9.1. Tanto precisato, con riferimento alla prima fase dell'intesa, il Giudice di primo grado ha ritenuto che l'attività di sollecitazione svolta da NIBA ben potesse avere una spiegazione che la ricondurrebbe ad una finalità di per sé legittima, quale quella di indurre la RAI ad adottare meccanismi di selezione competitiva che prevedessero dei correttivi al sistema del massimo ribasso.

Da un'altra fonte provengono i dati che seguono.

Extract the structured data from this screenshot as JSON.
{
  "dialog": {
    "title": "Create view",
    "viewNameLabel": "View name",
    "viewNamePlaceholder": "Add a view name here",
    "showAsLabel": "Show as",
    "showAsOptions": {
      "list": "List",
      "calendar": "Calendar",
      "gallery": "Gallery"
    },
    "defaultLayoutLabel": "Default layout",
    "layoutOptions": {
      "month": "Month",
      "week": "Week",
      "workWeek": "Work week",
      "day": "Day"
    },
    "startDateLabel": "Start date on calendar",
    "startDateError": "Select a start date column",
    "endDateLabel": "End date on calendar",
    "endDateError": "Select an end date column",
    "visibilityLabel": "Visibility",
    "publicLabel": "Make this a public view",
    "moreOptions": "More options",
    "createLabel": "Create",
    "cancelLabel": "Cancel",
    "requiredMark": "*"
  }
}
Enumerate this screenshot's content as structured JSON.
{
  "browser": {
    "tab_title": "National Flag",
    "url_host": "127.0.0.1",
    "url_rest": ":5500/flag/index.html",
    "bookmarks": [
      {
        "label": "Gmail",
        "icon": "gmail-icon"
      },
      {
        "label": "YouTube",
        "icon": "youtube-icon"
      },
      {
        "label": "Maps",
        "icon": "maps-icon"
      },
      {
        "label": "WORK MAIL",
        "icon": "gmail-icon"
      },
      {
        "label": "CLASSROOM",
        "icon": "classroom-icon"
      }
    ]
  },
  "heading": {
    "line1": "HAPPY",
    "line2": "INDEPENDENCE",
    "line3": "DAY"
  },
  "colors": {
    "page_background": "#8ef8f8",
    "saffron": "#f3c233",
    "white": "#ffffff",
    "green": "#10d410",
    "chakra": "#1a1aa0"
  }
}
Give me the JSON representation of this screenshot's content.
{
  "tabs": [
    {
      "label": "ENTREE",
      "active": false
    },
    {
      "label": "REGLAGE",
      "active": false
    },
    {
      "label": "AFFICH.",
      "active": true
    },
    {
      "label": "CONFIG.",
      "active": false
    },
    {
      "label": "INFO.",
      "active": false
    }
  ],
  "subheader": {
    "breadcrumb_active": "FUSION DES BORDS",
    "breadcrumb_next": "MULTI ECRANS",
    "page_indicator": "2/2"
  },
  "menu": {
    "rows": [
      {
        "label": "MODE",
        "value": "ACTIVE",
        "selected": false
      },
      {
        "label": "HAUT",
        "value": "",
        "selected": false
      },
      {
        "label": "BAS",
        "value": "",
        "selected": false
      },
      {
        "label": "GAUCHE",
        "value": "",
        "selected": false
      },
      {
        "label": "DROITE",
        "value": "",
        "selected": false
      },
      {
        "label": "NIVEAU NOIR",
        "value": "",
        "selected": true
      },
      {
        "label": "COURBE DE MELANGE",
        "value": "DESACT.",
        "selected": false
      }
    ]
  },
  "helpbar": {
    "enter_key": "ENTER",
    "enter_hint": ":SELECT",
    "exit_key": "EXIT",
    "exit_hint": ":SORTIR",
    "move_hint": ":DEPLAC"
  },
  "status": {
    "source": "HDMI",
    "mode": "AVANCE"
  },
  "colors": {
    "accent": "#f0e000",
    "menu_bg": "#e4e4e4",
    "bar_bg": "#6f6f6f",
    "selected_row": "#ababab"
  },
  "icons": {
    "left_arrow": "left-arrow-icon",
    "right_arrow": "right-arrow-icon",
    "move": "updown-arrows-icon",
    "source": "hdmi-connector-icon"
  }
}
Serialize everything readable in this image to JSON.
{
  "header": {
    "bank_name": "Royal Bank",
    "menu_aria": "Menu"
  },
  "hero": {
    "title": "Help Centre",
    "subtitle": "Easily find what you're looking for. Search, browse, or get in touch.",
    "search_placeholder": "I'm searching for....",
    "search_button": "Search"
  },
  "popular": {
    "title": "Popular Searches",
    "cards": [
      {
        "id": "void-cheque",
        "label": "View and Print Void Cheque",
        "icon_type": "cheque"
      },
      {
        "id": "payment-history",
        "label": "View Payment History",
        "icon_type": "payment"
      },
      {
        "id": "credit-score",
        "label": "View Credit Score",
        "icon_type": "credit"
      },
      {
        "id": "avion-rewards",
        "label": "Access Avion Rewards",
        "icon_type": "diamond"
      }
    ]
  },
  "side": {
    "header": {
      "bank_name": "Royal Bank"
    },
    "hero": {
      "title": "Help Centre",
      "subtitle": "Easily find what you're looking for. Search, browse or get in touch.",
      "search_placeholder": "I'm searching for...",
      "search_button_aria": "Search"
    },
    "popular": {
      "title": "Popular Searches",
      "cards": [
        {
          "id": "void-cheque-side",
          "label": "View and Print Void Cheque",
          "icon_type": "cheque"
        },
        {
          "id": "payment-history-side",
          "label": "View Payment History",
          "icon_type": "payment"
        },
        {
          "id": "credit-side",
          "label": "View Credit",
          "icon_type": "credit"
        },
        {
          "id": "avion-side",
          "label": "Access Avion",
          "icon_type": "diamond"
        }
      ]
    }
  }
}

Inoltre, ha osservato che lo scambio di dati - che secondo la tesi dell'Autorità contribuirebbe a colorare di illiceità la più complessiva condotta delle imprese - è essenzialmente relativo ai prezzi di aggiudicazione delle singole gare già svolte; pertanto, da considerarsi "dati storici", ed inidonei a rivelare le future intenzioni commerciali dei partecipanti alle future gare.
9.2. Anche in questo caso, le valutazioni del TAR, seppur astrattamente sensate, alla luce degli elementi già ricordati, non risultano condivisibili, dovendosi inoltre evidenziare le ulteriori emergenze probatorie di seguito riportate.
In via preliminare, è opportuno ricordare che: "sono vietate non solo le intese tramite le quali le imprese fissano i prezzi a livelli esattamente determinati o stabiliscono esattamente prezzi minimi al di sotto dei quali esse si impegnano a non vendere, ma, più in generale, tutte le intese che mirino o abbiano ad effetto di limitare la libera determinazione del prezzo e, quindi, la sua naturale flessibilità" (C.d.S., 22 marzo 2016, n. 1164).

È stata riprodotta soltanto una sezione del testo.